John Wayne Vs. The Octopus: A Reap The Wild Wind Review
by Rachel Bellwoar
From the director of The Ten Commandments, Cecil B. DeMille’s Reap the Wild Wind is Gone with The Wind if it took place on the ocean. Under normal circumstances, Loxi Claiborne (Paulette Goddard, Modern Times) would never be allowed to run her father’s salvaging business but her father’s dead, and her mother (while distressed by the situation) is no match for her determined daughter. Tossing her petticoat on the stairs on her way out the door, Loxi isn’t just in charge of the business but an active participant and when she spots a shipwreck through her telescope, there’s no rain that can stop her from sailing to check it out.
Loxi’s motives aren’t completely benevolent. There’s a lot about salvaging that could be misconstrued for piracy (benefiting off the misfortune of others — the wind, as the title puts it — by salvaging the cargo of wrecked ships and then charging them for the service). Ensuring the crew gets rescued is part of the job, too, but for salvagers like King Cutler (Raymond Massey, Arsenic and Old Lace) and his brother, Dan (Robert Preston, The Music Man), if the crew dies, they can keep all the cargo for themselves. That’s where the profit comes from and it’s suspected that they may have arranged some of the shipwrecks on purpose.
It’s during the latest wreck that Loxi meets Captain Stuart (John Wayne, Rio Bravo) and after talking to Steven Tolliver (Ray Milland, The Big Clock) on his behalf (Tolliver being the heir to the shipping line Stuart works for) a love triangle is born. Unlike most triangles, though, Loxi has a preference from the start and while it’s a major part of the story, anyone watching the film for the high seas adventures won’t feel short changed. Stuart and Tolliver aren’t like Ross Poldark and George Warleggan (romantic rivals on the TV show, Poldark). They’re not beyond reason, and one of their episodes is certain to appeal to fans of Image Comics’ Shanghai Red.
Set in the Antebellum South, Reap the Wild Wind has both the dresses and racial stereotypes of the period. John Wayne doesn’t flinch when at one point he’s approached to command a slave ship. This is also before Wayne’s star status was cemented, so Milland gets the chance to knock him out (which would’ve never happened later on and is quite the upset if you’re used to Wayne being untouchable).

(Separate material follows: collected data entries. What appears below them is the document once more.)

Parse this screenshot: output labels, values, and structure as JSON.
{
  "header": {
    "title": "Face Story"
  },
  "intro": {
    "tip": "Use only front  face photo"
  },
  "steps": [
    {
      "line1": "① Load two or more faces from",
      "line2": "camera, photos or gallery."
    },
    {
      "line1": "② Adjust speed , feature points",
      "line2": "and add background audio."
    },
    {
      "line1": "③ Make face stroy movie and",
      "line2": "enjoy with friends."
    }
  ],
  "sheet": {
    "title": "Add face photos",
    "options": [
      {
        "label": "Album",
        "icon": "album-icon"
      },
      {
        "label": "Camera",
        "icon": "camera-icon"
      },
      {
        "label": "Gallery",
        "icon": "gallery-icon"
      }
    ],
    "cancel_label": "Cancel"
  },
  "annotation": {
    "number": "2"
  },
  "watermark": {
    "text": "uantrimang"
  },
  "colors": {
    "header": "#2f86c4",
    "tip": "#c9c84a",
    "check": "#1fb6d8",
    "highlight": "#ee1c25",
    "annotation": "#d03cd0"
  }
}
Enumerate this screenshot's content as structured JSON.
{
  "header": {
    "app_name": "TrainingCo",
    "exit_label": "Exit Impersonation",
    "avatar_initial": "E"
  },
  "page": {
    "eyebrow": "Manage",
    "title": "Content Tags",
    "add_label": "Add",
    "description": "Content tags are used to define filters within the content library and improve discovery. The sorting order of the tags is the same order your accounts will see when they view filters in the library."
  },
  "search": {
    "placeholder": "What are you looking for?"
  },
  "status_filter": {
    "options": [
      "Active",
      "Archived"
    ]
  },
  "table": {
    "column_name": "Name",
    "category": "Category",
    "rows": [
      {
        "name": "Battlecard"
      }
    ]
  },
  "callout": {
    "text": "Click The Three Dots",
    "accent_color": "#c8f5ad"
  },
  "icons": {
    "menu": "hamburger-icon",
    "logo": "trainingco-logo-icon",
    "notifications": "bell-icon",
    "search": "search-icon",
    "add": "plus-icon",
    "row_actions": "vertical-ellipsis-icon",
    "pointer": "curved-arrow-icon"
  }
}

Having a name doesn’t protect you in this movie but it does get you top billing, with both Wayne and Susan Haywood (I Want to Live) listed before Milland and Goddard on the poster (Hayward plays Loxi’s cousin, Drusilla, and while her part is a lot smaller than Goddard’s, she does make every facial expression count).
The fear with a movie like this is that Loxi’s wildness will become a personality trait to be tamed, but that doesn’t happen so much here. Also, is rich people talking through their dogs a thing? Not to reference Poldark again but I thought that was just something Caroline Penvenen did on the show (“Horace thinks,” when she’s actually talking about herself), but Tolliver has a whole ventriloquism act going on with his pooch (except Tolliver tries to sell the ventriloquism and Penvenen only uses it as a pretense).
With a grand finale involving Wayne and Milland going up against an octopus, Reap the Wild Wind more than fills out its two hour and three-minute runtime, and is available on Blu-Ray starting September 10th from Kino Lorber.